Я перекатился в сторону и снова лег лицом в грязь, ожидая, что она проедет мимо.

– Ватанабе, я знаю, что близнецы Кану поджидают тебя здесь каждый месяц, начиная с четвертого класса. Почему бы тебе просто не сменить маршрут?

Я посмотрел вверх и ворчливо заметил, что избегать встречи с братьями Кану значило бы отказаться от ценного жизненного опыта. В глазах Эйи я прочел, что она считает меня полным придурком, но она все-таки протянула руку и помогла мне подняться на ноги.

С тех пор мы стали друзьями. И, естественно, школьная элита начала травить нас с удвоенным пылом. Нам говорили, что из нас двоих вышел бы классный цирк. Мои очки периодически крали и обмазывали клеем. Даже в учительской преподаватели шутили, что, все время таская на себе такой громадный пояс невинности, у Эйи нет никакого шанса забеременеть в школьные годы. Однако все это не имело для меня никакого значения. Я н пропускать дополнительные курсы. Я проводил множество счастливых часов, помогая Эйе собирать ботанические коллекции в лесу, занимаясь вычислениями с простыми числами или слушая стук ее металлической пластины под русскую оперную классику, звучащую по радио. Мы мало говорили. Одинокое детство и презрение школьных товарищей не способствуют развитию речевых навыков. Нам просто нравилось общество друг друга, а наши преследователи только скрепляли связь между нами.

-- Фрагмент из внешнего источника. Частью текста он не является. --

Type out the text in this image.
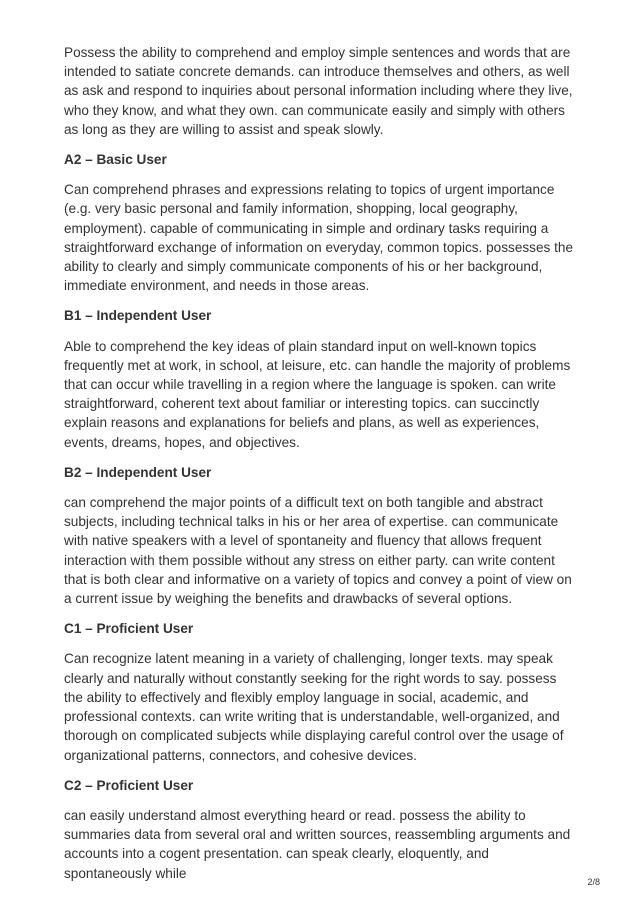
Possess the ability to comprehend and employ simple sentences and words that are intended to satiate concrete demands. can introduce themselves and others, as well as ask and respond to inquiries about personal information including where they live, who they know, and what they own. can communicate easily and simply with others as long as they are willing to assist and speak slowly.

A2 – Basic User

Can comprehend phrases and expressions relating to topics of urgent importance (e.g. very basic personal and family information, shopping, local geography, employment). capable of communicating in simple and ordinary tasks requiring a straightforward exchange of information on everyday, common topics. possesses the ability to clearly and simply communicate components of his or her background, immediate environment, and needs in those areas.

B1 – Independent User

Able to comprehend the key ideas of plain standard input on well-known topics frequently met at work, in school, at leisure, etc. can handle the majority of problems that can occur while travelling in a region where the language is spoken. can write straightforward, coherent text about familiar or interesting topics. can succinctly explain reasons and explanations for beliefs and plans, as well as experiences, events, dreams, hopes, and objectives.

B2 – Independent User

can comprehend the major points of a difficult text on both tangible and abstract subjects, including technical talks in his or her area of expertise. can communicate with native speakers with a level of spontaneity and fluency that allows frequent interaction with them possible without any stress on either party. can write content that is both clear and informative on a variety of topics and convey a point of view on a current issue by weighing the benefits and drawbacks of several options.

C1 – Proficient User

Can recognize latent meaning in a variety of challenging, longer texts. may speak clearly and naturally without constantly seeking for the right words to say. possess the ability to effectively and flexibly employ language in social, academic, and professional contexts. can write writing that is understandable, well-organized, and thorough on complicated subjects while displaying careful control over the usage of organizational patterns, connectors, and cohesive devices.

C2 – Proficient User

can easily understand almost everything heard or read. possess the ability to summaries data from several oral and written sources, reassembling arguments and accounts into a cogent presentation. can speak clearly, eloquently, and spontaneously while

2/8
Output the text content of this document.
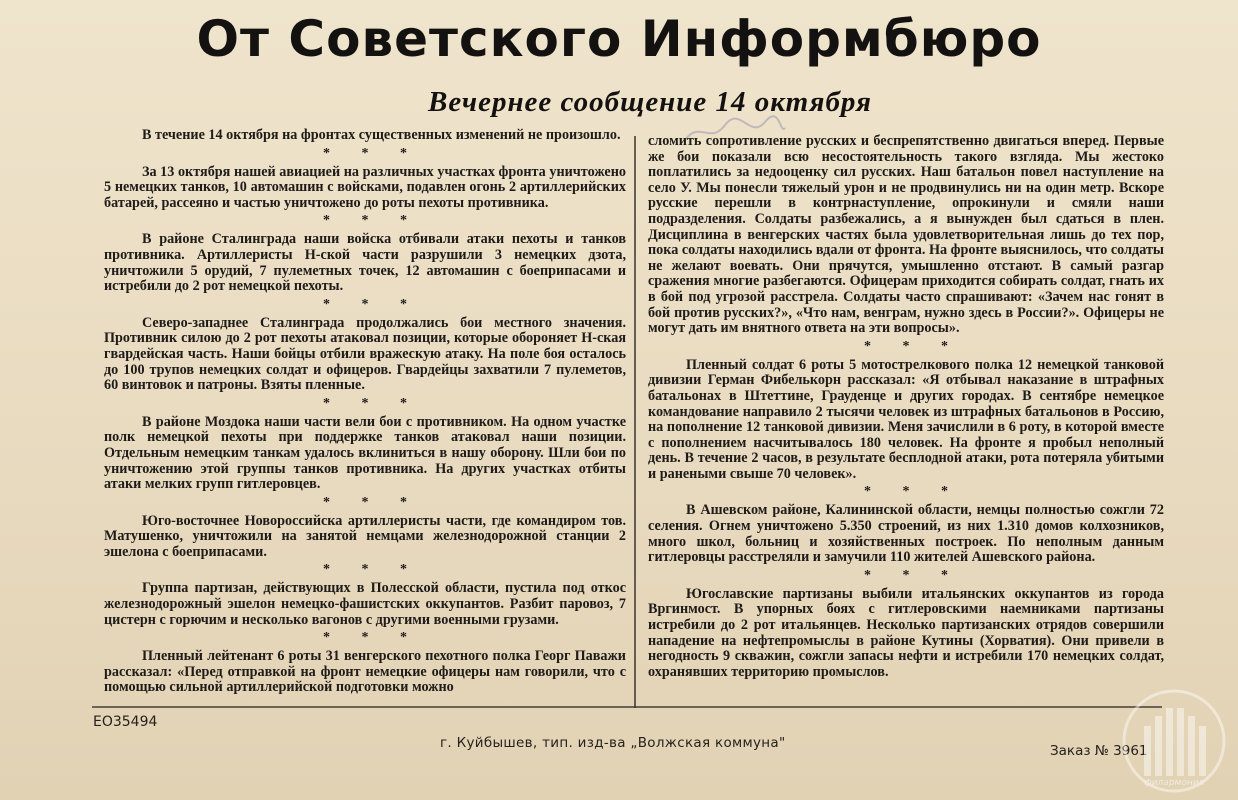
От Советского Информбюро
Вечернее сообщение 14 октября

В течение 14 октября на фронтах существенных изменений не произошло.

* * *

За 13 октября нашей авиацией на различных участках фронта уничтожено 5 немецких танков, 10 автомашин с войсками, подавлен огонь 2 артиллерийских батарей, рассеяно и частью уничтожено до роты пехоты противника.

* * *

В районе Сталинграда наши войска отбивали атаки пехоты и танков противника. Артиллеристы Н-ской части разрушили 3 немецких дзота, уничтожили 5 орудий, 7 пулеметных точек, 12 автомашин с боеприпасами и истребили до 2 рот немецкой пехоты.

* * *

Северо-западнее Сталинграда продолжались бои местного значения. Противник силою до 2 рот пехоты атаковал позиции, которые обороняет Н-ская гвардейская часть. Наши бойцы отбили вражескую атаку. На поле боя осталось до 100 трупов немецких солдат и офицеров. Гвардейцы захватили 7 пулеметов, 60 винтовок и патроны. Взяты пленные.

* * *

В районе Моздока наши части вели бои с противником. На одном участке полк немецкой пехоты при поддержке танков атаковал наши позиции. Отдельным немецким танкам удалось вклиниться в нашу оборону. Шли бои по уничтожению этой группы танков противника. На других участках отбиты атаки мелких групп гитлеровцев.

* * *

Юго-восточнее Новороссийска артиллеристы части, где командиром тов. Матушенко, уничтожили на занятой немцами железнодорожной станции 2 эшелона с боеприпасами.

* * *

Группа партизан, действующих в Полесской области, пустила под откос железнодорожный эшелон немецко-фашистских оккупантов. Разбит паровоз, 7 цистерн с горючим и несколько вагонов с другими военными грузами.

* * *

Пленный лейтенант 6 роты 31 венгерского пехотного полка Георг Паважи рассказал: «Перед отправкой на фронт немецкие офицеры нам говорили, что с помощью сильной артиллерийской подготовки можно

сломить сопротивление русских и беспрепятственно двигаться вперед. Первые же бои показали всю несостоятельность такого взгляда. Мы жестоко поплатились за недооценку сил русских. Наш батальон повел наступление на село У. Мы понесли тяжелый урон и не продвинулись ни на один метр. Вскоре русские перешли в контрнаступление, опрокинули и смяли наши подразделения. Солдаты разбежались, а я вынужден был сдаться в плен. Дисциплина в венгерских частях была удовлетворительная лишь до тех пор, пока солдаты находились вдали от фронта. На фронте выяснилось, что солдаты не желают воевать. Они прячутся, умышленно отстают. В самый разгар сражения многие разбегаются. Офицерам приходится собирать солдат, гнать их в бой под угрозой расстрела. Солдаты часто спрашивают: «Зачем нас гонят в бой против русских?», «Что нам, венграм, нужно здесь в России?». Офицеры не могут дать им внятного ответа на эти вопросы».

* * *

Пленный солдат 6 роты 5 мотострелкового полка 12 немецкой танковой дивизии Герман Фибелькорн рассказал: «Я отбывал наказание в штрафных батальонах в Штеттине, Грауденце и других городах. В сентябре немецкое командование направило 2 тысячи человек из штрафных батальонов в Россию, на пополнение 12 танковой дивизии. Меня зачислили в 6 роту, в которой вместе с пополнением насчитывалось 180 человек. На фронте я пробыл неполный день. В течение 2 часов, в результате бесплодной атаки, рота потеряла убитыми и ранеными свыше 70 человек».

* * *

В Ашевском районе, Калининской области, немцы полностью сожгли 72 селения. Огнем уничтожено 5.350 строений, из них 1.310 домов колхозников, много школ, больниц и хозяйственных построек. По неполным данным гитлеровцы расстреляли и замучили 110 жителей Ашевского района.

* * *

Югославские партизаны выбили итальянских оккупантов из города Вргинмост. В упорных боях с гитлеровскими наемниками партизаны истребили до 2 рот итальянцев. Несколько партизанских отрядов совершили нападение на нефтепромыслы в районе Кутины (Хорватия). Они привели в негодность 9 скважин, сожгли запасы нефти и истребили 170 немецких солдат, охранявших территорию промыслов.

ЕО35494
г. Куйбышев, тип. изд-ва „Волжская коммуна"	Заказ № 3961
филармония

Мое второе самое сильное воспоминание об Эйе относится к предпоследнему дню нашей дружбы. Мы гуляли по городу, когда заметили наших школьных мучителей, идущих прямо на нас. Стремясь избежать встречи с ними, Эйя втолкнула меня в боковую аллею прямо за закусочной «Кентакки чикенз». Мы задержали дыхание, пока шумная толпа наших преследователей тащилась мимо, толкаясь и сквернословя. Наверное, на нас повлияли опасность и возбуждение. Весьма возможно, что и вонь горячего куриного жира сыграла свою роль. Что бы то ни было, но с этого дня, проходя мимо этой закусочной, я всегда вспоминал, как Эйя притянула меня к себе, и наши губы встретились.

В тот вечер я летел домой, как на крыльях. Я сидел за кухонным столом и ел то, что мать оставила мне на ужин, совершенно не чувствуя вкуса пищи. Затем переместился в кровать, где принялся мечтательно переворачивать страницы книги о законе Фарадея. Через несколько минут дверь спальни отворилась, и вошел отец. Суровое выражение его лица тут же унесло мой блаженный настрой. Отец подошел к столу и направил настольную лампу прямо мне в лицо.

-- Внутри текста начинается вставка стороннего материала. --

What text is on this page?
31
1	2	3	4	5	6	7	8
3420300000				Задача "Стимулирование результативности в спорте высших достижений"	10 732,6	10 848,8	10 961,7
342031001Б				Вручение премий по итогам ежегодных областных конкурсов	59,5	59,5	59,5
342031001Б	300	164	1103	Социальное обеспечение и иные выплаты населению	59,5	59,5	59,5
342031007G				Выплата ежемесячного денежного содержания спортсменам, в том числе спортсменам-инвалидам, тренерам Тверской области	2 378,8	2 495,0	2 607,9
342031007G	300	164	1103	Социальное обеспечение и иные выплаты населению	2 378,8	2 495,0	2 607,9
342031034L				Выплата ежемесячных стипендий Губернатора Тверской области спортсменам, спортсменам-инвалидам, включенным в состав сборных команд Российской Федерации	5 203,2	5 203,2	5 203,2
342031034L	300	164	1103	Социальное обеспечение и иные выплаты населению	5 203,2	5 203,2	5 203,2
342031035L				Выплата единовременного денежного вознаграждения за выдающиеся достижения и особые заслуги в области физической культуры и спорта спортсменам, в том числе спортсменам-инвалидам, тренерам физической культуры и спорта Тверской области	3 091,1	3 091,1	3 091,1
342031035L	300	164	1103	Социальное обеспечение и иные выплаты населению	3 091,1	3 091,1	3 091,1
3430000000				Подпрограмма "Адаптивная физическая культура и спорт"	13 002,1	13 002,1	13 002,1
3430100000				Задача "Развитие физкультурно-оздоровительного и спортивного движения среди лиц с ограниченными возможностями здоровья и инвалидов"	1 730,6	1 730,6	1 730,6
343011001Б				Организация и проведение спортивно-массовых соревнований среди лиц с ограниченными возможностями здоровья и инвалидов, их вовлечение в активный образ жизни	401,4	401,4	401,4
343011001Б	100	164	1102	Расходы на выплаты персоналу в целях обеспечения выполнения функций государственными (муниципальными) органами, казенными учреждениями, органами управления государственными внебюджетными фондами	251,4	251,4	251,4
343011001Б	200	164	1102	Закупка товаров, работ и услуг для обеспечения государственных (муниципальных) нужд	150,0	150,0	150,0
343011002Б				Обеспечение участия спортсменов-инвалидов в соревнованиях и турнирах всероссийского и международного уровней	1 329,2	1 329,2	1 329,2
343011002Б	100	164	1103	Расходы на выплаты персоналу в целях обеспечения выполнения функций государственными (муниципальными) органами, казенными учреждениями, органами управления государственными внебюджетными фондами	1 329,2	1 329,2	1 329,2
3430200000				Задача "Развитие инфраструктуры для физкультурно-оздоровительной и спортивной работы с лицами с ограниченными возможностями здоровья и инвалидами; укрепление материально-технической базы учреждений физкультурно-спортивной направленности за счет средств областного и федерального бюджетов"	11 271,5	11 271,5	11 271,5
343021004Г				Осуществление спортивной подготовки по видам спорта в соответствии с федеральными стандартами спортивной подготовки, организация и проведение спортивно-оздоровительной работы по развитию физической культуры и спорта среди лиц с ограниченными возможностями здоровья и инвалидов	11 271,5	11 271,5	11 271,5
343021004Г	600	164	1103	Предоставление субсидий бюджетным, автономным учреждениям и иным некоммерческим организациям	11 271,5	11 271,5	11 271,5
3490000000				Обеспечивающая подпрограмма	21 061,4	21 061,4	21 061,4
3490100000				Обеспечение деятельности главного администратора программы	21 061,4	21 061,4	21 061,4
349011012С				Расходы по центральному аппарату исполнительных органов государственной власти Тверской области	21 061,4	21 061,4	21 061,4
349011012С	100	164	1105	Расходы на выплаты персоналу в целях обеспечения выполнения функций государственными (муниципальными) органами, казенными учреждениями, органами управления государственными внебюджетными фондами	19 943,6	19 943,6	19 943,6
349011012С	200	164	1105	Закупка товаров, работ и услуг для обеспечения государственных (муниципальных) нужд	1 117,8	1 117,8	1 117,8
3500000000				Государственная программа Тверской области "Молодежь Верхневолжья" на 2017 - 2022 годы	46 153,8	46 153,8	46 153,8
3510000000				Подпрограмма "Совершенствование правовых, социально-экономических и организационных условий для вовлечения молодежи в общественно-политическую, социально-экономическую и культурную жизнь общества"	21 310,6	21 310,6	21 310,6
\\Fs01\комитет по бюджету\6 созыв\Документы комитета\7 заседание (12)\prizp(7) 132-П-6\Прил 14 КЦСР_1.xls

– Ватанабе, – его спокойствие показалось мне зловещим, – звонили с твоих курсов. Они сказали, что ты не посещаешь занятия уже две недели.

Я испуганно заморгал, пытаясь прогнать яркие пятна от лампы накаливания, отпечатавшиеся на сетчатке.

– А теперь, Ватанабе, ты скажешь мне имя той мерзкой шлюхи, с которой встречаешься.

Я повесил голову, съежившись под его неумолимым взглядом.

Затем покорно прошептал ее имя.

На следующее утро я влетел в школьные ворота, бледный и возбужденный после бессонной ночи. Мне отчаянно хотелось поговорить с Эйей, рассказать ей о гневе отца. В перерыве я уловил в коридоре звяканье ее пластины.

– Эйя-чен, – позван я, – Эйя-чен.

Она обернулась, прижимая к груди красную папку. Я подбежал к ней и положил руку ей на плечо.

– Почему тебя не было на математике? – спросил я.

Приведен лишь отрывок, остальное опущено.